Crack down on Pasco drivers who pass stopped school buses

Published May 15, 2012

Every school day bright yellow school buses transport 35,000 children to and from 78 traditional public schools across Pasco County. Turns out, some of those students are at risk from hundreds of ignorant, aggressive or distracted drivers who routinely pass by stopped buses' standard safety features: red flashing lights and extended mechanical arms that say "Stop.''

A Pasco School District survey, conducted by bus drivers on May 7, recorded 590 instances of motorists failing to yield to buses stopped to load or discharge children. It is an alarming number that mirrors poor driving patterns across the state. A 2011 national report said nearly 9,000 so-called stop-arm violations occur each school day in Florida.

Florida law states that when the stop arm is extended, motorists must stop and remain stopped until the arm is withdrawn. The law is applicable to all motorists traveling behind the bus. Drivers approaching from the opposite direction also must stop unless they are traveling on a road divided by a raised median or 5 feet of unpaved space.

The law's purpose is simple: Saving lives. The law ensures children have a safe path to travel when leaving or approaching a bus. Children being children, however, means youngsters don't always look out for their own safety before stepping into a road.

That is why it is imperative for adult motorists sharing the road with school buses to share the burden of responsibility for children's safety. The one-day survey, however, indicates hundreds of motorists believe their own schedules trump that responsibility.
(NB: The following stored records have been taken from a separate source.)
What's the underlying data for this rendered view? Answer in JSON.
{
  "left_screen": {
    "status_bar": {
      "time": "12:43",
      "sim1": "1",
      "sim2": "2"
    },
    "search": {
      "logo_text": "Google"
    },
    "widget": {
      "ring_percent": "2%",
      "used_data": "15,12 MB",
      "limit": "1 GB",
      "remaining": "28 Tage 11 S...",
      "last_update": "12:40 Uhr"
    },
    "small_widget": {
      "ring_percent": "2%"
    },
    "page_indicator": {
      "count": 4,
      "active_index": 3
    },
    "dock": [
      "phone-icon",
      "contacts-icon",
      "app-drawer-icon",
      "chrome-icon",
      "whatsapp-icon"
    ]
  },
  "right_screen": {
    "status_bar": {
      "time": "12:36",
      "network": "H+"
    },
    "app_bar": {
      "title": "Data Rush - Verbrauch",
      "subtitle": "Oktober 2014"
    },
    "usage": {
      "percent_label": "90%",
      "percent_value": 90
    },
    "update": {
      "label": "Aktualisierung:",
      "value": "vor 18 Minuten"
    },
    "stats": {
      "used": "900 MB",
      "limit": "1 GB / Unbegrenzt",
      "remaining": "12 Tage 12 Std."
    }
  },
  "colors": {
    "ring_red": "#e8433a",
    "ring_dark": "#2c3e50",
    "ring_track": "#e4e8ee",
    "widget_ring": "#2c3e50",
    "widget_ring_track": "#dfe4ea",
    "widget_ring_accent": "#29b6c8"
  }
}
Several years ago, the epidemic of irresponsible drivers brought stepped-up enforcement in Tarpon Springs. There, police personnel, equipped with videocameras, rode school buses to record motorists' violations. Officers stationed nearby in unmarked vehicles then issued the citations.

It is appalling that motorists fail to put a higher premium on children's safety, but the Pasco survey shows red flashing lights and stop bars aren't enough. The school district has asked for help and law enforcement should oblige.

Over the past 15 months, the Pasco Sheriff's Office issued 92 citations to drivers failing to stop for buses. Routinely, the agency steps up school-related traffic enforcement on the first day of class each August. Including today, there are 14 class days remaining in the 2011-2012 school year.

Considering the abandon with which motorists are ignoring the stopped bus warnings, it would be wise to re-enforce safety standards near bus stops and schools.

The bus drivers' observations recorded in the district survey show the closing days of the school year can be just as hazardous as the beginning.